Test data download link: https://pan.baidu.com/s/1LwKKJTeXR4h0iaOAknZ7_g extraction code: 5252

IV. Cartesian product

Try to avoid Cartesian product, that is, to avoid join without on condition, or invalid on condition, Hive can only use 1 reducer to complete Cartesian product.

Fifth, use partition clipping and column clipping

In SELECT, take only the columns you need, if any, use partition filtering as much as possible and use less SELECT *.
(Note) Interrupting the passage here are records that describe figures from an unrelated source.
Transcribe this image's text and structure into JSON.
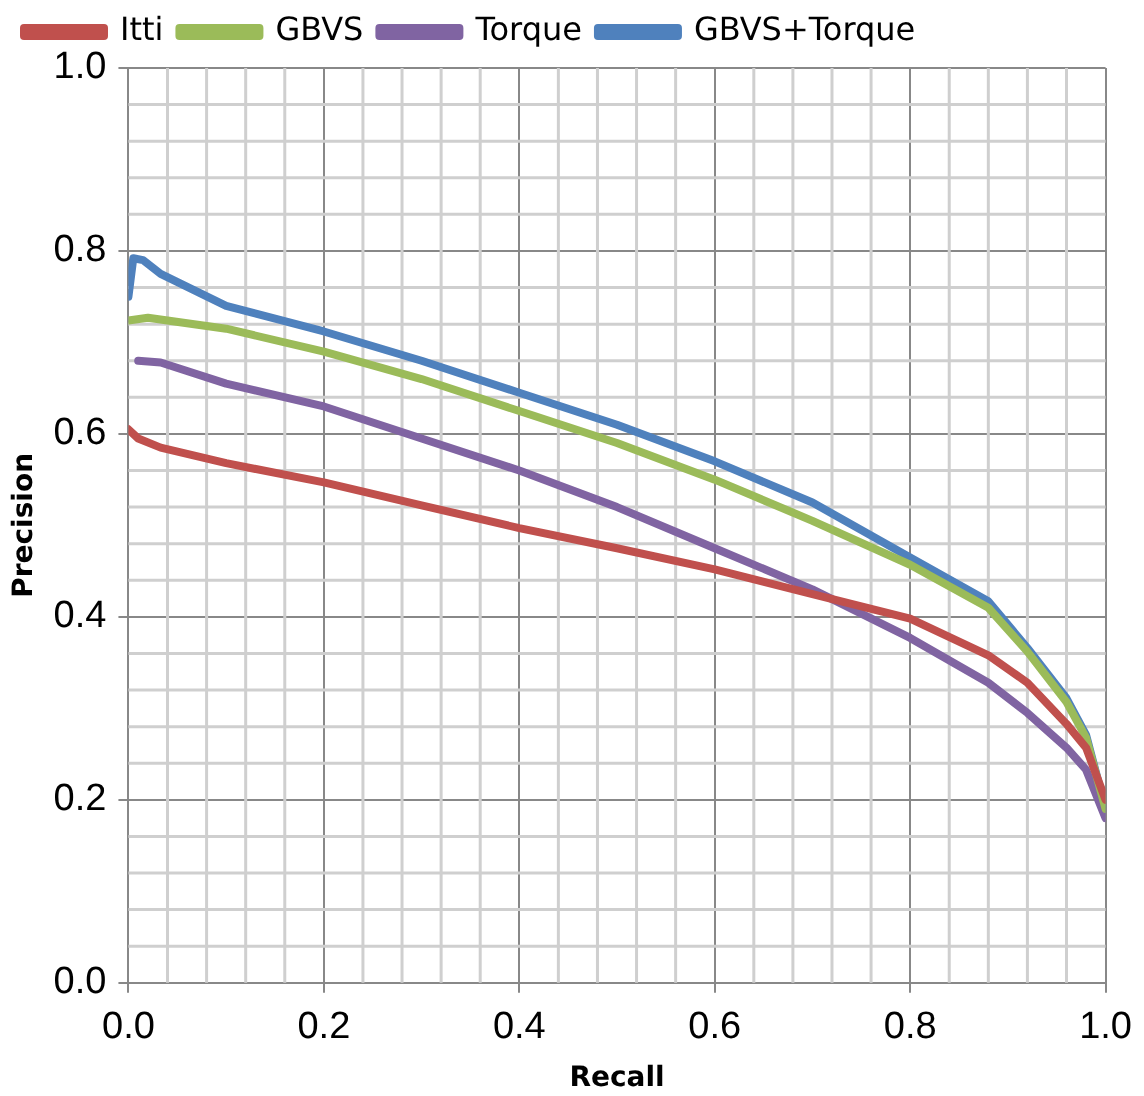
{
  "chart_data": {
    "type": "line",
    "xlabel": "Recall",
    "ylabel": "Precision",
    "xlim": [
      0,
      1
    ],
    "ylim": [
      0,
      1
    ],
    "xticks": [
      {
        "value": 0,
        "label": "0.0"
      },
      0.2,
      0.4,
      0.6,
      0.8,
      {
        "value": 1,
        "label": "1.0"
      }
    ],
    "yticks": [
      {
        "value": 0,
        "label": "0.0"
      },
      0.2,
      0.4,
      0.6,
      0.8,
      {
        "value": 1,
        "label": "1.0"
      }
    ],
    "grid": true,
    "legend": "top",
    "marker": "none",
    "line_style": "solid",
    "series": [
      {
        "name": "Itti",
        "color": "#c0504d",
        "x": [
          0,
          0.01,
          0.033,
          0.1,
          0.2,
          0.3,
          0.4,
          0.5,
          0.6,
          0.7,
          0.8,
          0.88,
          0.92,
          0.96,
          0.98,
          1
        ],
        "values": [
          0.605,
          0.595,
          0.585,
          0.568,
          0.547,
          0.522,
          0.497,
          0.475,
          0.452,
          0.425,
          0.398,
          0.358,
          0.328,
          0.283,
          0.257,
          0.2
        ]
      },
      {
        "name": "GBVS",
        "color": "#9bbb59",
        "x": [
          0,
          0.02,
          0.1,
          0.2,
          0.3,
          0.4,
          0.5,
          0.6,
          0.7,
          0.8,
          0.88,
          0.92,
          0.96,
          0.98,
          1
        ],
        "values": [
          0.724,
          0.727,
          0.715,
          0.69,
          0.66,
          0.625,
          0.59,
          0.55,
          0.505,
          0.457,
          0.41,
          0.362,
          0.307,
          0.268,
          0.19
        ]
      },
      {
        "name": "Torque",
        "color": "#8064a2",
        "x": [
          0.01,
          0.033,
          0.1,
          0.2,
          0.3,
          0.4,
          0.5,
          0.6,
          0.7,
          0.8,
          0.88,
          0.92,
          0.96,
          0.98,
          1
        ],
        "values": [
          0.68,
          0.678,
          0.655,
          0.63,
          0.595,
          0.56,
          0.52,
          0.475,
          0.43,
          0.377,
          0.328,
          0.295,
          0.257,
          0.233,
          0.18
        ]
      },
      {
        "name": "GBVS+Torque",
        "color": "#4f81bd",
        "x": [
          0,
          0.005,
          0.015,
          0.033,
          0.1,
          0.2,
          0.3,
          0.4,
          0.5,
          0.6,
          0.7,
          0.8,
          0.88,
          0.92,
          0.96,
          0.98,
          1
        ],
        "values": [
          0.75,
          0.792,
          0.79,
          0.775,
          0.74,
          0.712,
          0.68,
          0.645,
          0.61,
          0.57,
          0.525,
          0.465,
          0.417,
          0.366,
          0.311,
          0.271,
          0.19
        ]
      }
    ]
  }
}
In partition clipping, when using external associations, if the filter condition of the secondary table is written after Where, then the full table association will be first and then filtered later, such as:

Data preparation

Create table ori (id bigint, time bigint, uid string, keyword string, url_rank int, click_num int, click_url string) row format delimited fields terminated by'\ t creating table bigtable (id bigint, time bigint, uid string, keyword string, url_rank int, click_num int, click_url string) row format delimited fields terminated by'\ t load data local inpath'/ home/bigtable' into table bigtable;load data local inpath'/ home/ori' into table ori

First associate in Where

Select a.id FROM bigtable a left join ori o on a.id=o.id where o.id

Welcome to subscribe "Shulou Technology Information " to get latest news, interesting things and hot topics in the IT industry, and controls the hottest and latest Internet news, technology news and IT industry trends.

*The comments in the above article only represent the author's personal views and do not represent the views and positions of this website. If you have more insights, please feel free to contribute and share.